With the scooter riding-killer in
France recently, and the present
call in Britain to commence the screening of private messages and telephone calls by their security agents, the fear that the entire world lives in, has finally reached its precipice as a condition metamorphosing across borders.
Today, it is expedient to have the entire land mass of Nigeria swarming with security operatives because the expression of freedom lacks moderation for some of us. It has so easily become justifiable that the search for our own peace should transect whatever boundaries others have erected to protect themselves and guarantee their peace. It is this conflagration within our minds – which is expanded to mean a threat to our existence. This is the mindset that produces the disagreeable actions which must be checked in order to keep the society in cohesion.
Even those that would perform the most dastardly acts, and then run into hiding, also know the value of peace. Otherwise they would not be running from tasting their own manner of medicine. However, it is only within the construction of such besotted minds that they hope to gain peace through the suppression of the will of others.
Therefore, when I stream on my mind the activities of Boko Haram, Al-Qaeda or the other groups that resort to unrestrained violence in forcing their wishes on the people, which has also necessitated the militarisation of the Nigerian environment, I begin to wonder about the real value of the fundamental doctrines that could be so imperative to push a people to such bestial level, and yet prefers to do all of it from a hide-out.
Yes!
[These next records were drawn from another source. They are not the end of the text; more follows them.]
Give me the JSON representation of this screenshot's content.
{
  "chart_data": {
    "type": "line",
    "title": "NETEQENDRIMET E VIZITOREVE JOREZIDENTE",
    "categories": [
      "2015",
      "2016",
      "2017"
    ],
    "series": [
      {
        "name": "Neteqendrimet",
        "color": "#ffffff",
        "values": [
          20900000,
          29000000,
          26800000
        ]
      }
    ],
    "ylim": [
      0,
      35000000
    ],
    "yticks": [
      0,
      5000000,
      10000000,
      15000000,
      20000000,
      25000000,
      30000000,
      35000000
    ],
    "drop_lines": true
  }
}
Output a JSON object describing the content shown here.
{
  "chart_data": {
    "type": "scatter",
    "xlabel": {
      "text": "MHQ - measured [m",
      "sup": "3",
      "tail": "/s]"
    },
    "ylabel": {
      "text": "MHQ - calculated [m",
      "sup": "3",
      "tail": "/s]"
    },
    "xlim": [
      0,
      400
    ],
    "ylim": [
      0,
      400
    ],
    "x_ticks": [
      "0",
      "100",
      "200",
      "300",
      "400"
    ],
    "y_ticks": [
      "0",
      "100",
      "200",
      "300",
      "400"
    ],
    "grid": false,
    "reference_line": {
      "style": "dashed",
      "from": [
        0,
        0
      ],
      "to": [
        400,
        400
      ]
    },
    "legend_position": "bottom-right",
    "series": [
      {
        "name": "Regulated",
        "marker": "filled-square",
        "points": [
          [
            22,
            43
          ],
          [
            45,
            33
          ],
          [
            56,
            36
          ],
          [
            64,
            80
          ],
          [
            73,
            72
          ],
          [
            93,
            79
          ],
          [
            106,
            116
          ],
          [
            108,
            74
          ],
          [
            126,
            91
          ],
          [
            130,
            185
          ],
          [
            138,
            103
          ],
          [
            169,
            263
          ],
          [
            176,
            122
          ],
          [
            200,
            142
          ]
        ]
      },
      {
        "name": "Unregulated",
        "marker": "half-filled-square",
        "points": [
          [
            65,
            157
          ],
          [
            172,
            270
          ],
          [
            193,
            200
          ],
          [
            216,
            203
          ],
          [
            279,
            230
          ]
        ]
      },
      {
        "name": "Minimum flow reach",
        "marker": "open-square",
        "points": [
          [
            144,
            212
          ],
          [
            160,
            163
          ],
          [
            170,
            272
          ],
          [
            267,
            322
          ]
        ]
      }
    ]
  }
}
The prevalence of the military personnel in a civil society emphasizes the fact that all is not well. However, it is even worse to have them remain at the barracks when we all appreciate that all is truly not well. Because for peace they were created and are being paid; peace they must keep at times like these, when we are at war with ourselves.
Though behind the façade of militarizing the environment is the disturbing fear of the affluent class and the need for their protection; and at such, the ordinary Nigerian cannot be fooled into believing that these military personnel are actually out to protect them: A protection that they would have preferred if it was against hunger, other forms of social deprivation, or the scourge of diseases.
A smaller picture of all these oddities could reveal a government that is forever failing to provide answers to the core needs of its people; the picture may present a people, who have been turned on each other because of the danger of stark capitalism (where the weak are converted into the fuel that sustains the greed of a few) We could see in the picture, a people that have been torn apart by self-serving political divide, and a people with broken love, having been browbeaten or hoodwinked by religious and ethnic political bigotry.
It is also important for us to appreciate that a bigger picture would most likely reveal the multiplier effects of so many other minor and major infractions that have conflated to make Nigeria, a land without a soul. If some persons could be somewhere and be brewing such activities that will involve taking explosives to blow up innocent people; if a government that claims to be enjoying the people’s mandate could wake-up and issue a directive that would translate to an increase in fuel pump price because Nigerians have failed to assist the government in apprehending those who are stealing the oil-subsidy funds; this simply represents the tangle of the pot calling the kettle black; for one to be referring to the other as a foe of the people .
In the bible days, the Israelites were audacious enough to have gone to report the Egyptian taskmasters to the Egyptian king for being hard on them, and they were rewarded with an appropriate reprimand of more burdens for daring to speak out and against the status quo. But Nigerians have been patriotic enough not to report to God the lack of drugs at the hospitals; they have not reported to the Almighty the state of the roads that have become death traps; they have not reported the election results that are never the true reflections of the people’s votes; they have not reported the harm that the stealing of their common wealth has caused them, yet it would seem that the leadership of the country has a mandate to keep punishing its people for their misfortune of being Nigerians.
It is only unfortunate that the government has a way of making its own crime more civil in appearance. Otherwise, Nigerians ought to be requesting protection from the simulating infractions of its government. When Nigerians complain in their rooms and work places, they are confounded with astronomical electricity tariffs, levies and taxes; when they complain on the streets, gun wielding military personnel are used to snuff them out and back to their hideouts.
No system can treat a people like this and be expecting them to be comported. As bad as it may seem, sometimes, Nigerians really wish for more ways to tell its leadership that all is not well: Though not in the Boko Haram fashion that does not identify the friends from the foes; not in such hellish ways that is repulsive to all modicum good values, but truly through the means that could force leadership to understand that the Nigerian ship is sinking, and needs to be salvaged by the persons, who absolutely know the right things to do… such persons, who they are also using the militarisation to scare in one fell swoop with the actual criminals.